A major award by the Derfner Foundation expands the capacity of Kessler Foundation to conduct regenerative rehabilitation research aimed at developing new ways to restore function to people with disabilities caused by musculoskeletal and neurological injuries. The $250,000 award funds the Derfner-Lieberman Laboratory for Regenerative Rehabilitation Research, including two fellowship positions and laboratory equipment for storing tissue samples.
Research in regenerative rehabilitation at Kessler Foundation began in 2018, supported by the Derfner Foundation's initial funding of an inaugural postdoctoral fellowship and a pilot study of a new treatment for shoulder dysfunction in manual wheelchair users with spinal cord injury, the injection of autologous micro-fragmented adipose tissue. The new award brings the Derfner Foundation's total funding of Kessler's research in regenerative rehabilitation to $500,000.

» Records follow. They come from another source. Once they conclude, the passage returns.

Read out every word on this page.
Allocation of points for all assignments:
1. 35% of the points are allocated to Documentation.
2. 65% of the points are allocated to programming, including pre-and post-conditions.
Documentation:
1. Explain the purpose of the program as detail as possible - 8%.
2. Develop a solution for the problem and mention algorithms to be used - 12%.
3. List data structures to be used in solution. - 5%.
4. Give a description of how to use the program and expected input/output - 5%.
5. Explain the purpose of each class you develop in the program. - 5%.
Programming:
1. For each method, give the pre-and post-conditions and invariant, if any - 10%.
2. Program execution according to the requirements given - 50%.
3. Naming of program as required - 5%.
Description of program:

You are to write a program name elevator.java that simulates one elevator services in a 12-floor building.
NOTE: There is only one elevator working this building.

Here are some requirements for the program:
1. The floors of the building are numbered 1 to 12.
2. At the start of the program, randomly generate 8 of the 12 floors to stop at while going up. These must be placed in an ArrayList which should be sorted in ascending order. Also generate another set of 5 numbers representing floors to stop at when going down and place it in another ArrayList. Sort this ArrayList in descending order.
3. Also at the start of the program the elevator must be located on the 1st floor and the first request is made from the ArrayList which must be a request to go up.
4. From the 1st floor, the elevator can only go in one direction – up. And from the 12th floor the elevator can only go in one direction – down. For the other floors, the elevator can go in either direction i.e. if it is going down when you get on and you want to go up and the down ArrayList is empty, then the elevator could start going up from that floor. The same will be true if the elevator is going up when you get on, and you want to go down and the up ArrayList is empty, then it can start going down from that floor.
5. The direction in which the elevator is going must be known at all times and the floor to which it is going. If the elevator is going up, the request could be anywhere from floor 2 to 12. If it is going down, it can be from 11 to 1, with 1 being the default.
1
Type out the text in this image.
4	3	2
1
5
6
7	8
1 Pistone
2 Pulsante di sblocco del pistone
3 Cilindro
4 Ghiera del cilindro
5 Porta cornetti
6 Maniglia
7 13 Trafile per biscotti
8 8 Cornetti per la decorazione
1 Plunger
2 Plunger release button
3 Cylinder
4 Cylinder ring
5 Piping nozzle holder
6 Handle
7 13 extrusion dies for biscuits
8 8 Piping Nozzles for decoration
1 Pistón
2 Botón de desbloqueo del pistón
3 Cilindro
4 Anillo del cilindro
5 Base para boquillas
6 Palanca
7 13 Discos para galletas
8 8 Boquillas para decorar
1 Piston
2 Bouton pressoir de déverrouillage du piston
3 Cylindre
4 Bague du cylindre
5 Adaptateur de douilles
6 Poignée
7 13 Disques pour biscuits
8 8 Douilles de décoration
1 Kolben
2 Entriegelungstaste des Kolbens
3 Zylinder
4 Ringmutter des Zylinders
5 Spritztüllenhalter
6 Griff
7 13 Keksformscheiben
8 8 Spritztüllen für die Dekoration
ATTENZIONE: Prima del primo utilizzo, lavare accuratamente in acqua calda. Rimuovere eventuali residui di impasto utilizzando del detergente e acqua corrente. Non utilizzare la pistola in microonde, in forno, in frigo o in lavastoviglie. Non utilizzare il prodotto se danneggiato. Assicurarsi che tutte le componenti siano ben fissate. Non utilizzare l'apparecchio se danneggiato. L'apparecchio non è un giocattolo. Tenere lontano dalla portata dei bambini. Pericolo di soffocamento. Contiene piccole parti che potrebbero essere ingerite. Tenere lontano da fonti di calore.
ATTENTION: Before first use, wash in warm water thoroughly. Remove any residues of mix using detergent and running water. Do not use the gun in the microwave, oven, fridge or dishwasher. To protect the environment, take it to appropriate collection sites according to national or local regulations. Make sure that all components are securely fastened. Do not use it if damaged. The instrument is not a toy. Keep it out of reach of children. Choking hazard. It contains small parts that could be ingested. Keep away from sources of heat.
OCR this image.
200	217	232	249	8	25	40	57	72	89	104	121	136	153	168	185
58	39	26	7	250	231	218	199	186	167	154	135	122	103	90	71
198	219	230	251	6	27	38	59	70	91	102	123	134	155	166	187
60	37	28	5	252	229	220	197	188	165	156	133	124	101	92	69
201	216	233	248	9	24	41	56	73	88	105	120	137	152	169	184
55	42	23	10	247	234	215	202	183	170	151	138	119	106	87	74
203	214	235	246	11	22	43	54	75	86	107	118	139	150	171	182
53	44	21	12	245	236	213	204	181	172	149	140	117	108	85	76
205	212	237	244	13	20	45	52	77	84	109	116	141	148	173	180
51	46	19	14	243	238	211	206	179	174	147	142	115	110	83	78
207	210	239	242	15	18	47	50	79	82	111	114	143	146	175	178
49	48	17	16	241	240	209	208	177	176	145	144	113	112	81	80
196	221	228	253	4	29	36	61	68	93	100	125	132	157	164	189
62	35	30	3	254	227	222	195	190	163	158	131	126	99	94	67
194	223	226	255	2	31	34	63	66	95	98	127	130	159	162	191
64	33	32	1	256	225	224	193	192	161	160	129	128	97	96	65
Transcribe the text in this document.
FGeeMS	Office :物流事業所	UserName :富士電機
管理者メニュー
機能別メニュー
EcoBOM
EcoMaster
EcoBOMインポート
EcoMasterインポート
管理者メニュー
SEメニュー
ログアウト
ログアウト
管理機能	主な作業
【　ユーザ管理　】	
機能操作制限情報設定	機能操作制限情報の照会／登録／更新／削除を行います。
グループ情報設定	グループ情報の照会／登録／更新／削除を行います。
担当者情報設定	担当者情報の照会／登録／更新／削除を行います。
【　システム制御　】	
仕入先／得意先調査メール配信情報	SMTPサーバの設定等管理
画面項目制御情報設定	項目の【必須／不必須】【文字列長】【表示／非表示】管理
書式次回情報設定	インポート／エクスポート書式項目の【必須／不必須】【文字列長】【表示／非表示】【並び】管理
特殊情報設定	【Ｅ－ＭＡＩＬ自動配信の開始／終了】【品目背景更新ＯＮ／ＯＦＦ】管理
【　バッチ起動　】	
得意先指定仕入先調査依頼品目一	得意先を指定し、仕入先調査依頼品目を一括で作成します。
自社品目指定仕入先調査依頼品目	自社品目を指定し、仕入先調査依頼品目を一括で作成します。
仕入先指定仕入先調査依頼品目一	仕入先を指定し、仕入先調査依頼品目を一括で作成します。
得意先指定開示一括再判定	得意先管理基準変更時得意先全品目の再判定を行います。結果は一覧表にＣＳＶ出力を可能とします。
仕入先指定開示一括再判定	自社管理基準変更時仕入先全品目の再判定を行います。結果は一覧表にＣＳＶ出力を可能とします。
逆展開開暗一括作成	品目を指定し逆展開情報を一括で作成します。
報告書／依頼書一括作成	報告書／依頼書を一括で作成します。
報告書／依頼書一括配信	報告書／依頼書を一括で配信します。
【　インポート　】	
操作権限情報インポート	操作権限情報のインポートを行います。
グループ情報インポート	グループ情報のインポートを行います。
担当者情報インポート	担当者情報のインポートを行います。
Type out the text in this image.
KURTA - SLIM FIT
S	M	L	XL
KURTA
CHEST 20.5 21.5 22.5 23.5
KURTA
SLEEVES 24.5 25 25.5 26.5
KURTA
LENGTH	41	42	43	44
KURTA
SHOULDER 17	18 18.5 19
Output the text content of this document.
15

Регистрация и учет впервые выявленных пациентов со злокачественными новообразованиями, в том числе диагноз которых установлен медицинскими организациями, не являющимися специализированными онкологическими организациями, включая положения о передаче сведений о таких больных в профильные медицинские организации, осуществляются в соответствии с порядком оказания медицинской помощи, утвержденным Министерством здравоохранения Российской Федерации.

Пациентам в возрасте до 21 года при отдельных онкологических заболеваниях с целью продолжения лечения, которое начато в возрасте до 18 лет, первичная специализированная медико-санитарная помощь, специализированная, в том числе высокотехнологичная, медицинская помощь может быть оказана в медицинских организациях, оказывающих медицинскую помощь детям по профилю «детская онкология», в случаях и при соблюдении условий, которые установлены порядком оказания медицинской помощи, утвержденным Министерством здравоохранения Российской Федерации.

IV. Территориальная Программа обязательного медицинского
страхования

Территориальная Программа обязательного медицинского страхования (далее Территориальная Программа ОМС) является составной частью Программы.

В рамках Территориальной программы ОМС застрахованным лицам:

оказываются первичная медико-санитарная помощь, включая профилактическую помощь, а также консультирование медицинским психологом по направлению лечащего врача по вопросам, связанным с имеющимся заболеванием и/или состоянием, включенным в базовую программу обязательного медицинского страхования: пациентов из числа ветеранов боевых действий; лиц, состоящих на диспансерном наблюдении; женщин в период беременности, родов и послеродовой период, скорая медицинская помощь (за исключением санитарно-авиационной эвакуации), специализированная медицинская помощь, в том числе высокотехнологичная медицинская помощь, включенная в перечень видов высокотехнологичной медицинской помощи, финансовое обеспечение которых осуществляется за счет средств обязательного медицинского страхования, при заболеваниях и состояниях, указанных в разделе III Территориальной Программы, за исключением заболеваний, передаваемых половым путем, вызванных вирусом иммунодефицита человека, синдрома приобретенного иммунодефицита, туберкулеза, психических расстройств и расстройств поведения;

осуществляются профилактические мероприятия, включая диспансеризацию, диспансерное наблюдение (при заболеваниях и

The research team comprises Trevor Dyson-Hudson, MD, who directs the Derfner-Lieberman Laboratory, as well as the Center for Spinal Cord Injury Research at Kessler Foundation, Gerard Malanga, MD, physiatrist at New Jersey Regenerative Institute and Kessler Institute for Rehabilitation, and Nathan Hogaboom, PhD, the first Derfner fellow, now a research scientist and co-director of the Derfner-Lieberman Laboratory in the Center for Spinal Cord Injury Research.
The support from the Derfner Foundation has aided progress, positioning the team to obtain federal and state grants for new applications of the experimental treatment, according to Dr. Dyson-Hudson. "The minimally invasive treatment we tested in wheelchair users with spinal cord injury shows promise as an alternative to surgery for relieving shoulder pain and immobility," he reported. As part of a national multi-site study, the team is expanding their research to active duty military with disabling knee injuries. "Injection of autologous micro-fragmented adipose tissue into the knee joint may prove to be a viable alternative for treating meniscal tears," Dr. Malanga commented, "avoiding the potential adverse effects of surgery and the downtime for prolonged postoperative recovery."
The rapidly growing field of regenerative rehabilitation has the potential to transform how we approach disabilities caused by injury, disease, and aging. Achieving success, however, depends on preparing a new generation of professionals for careers dedicated to this new interdisciplinary field," he continued. "Funding fellowships in both care and research will enable Drs. Dyson-Hudson and Malanga to mentor young investigators who share their vision for improving the lives of people with disabilities."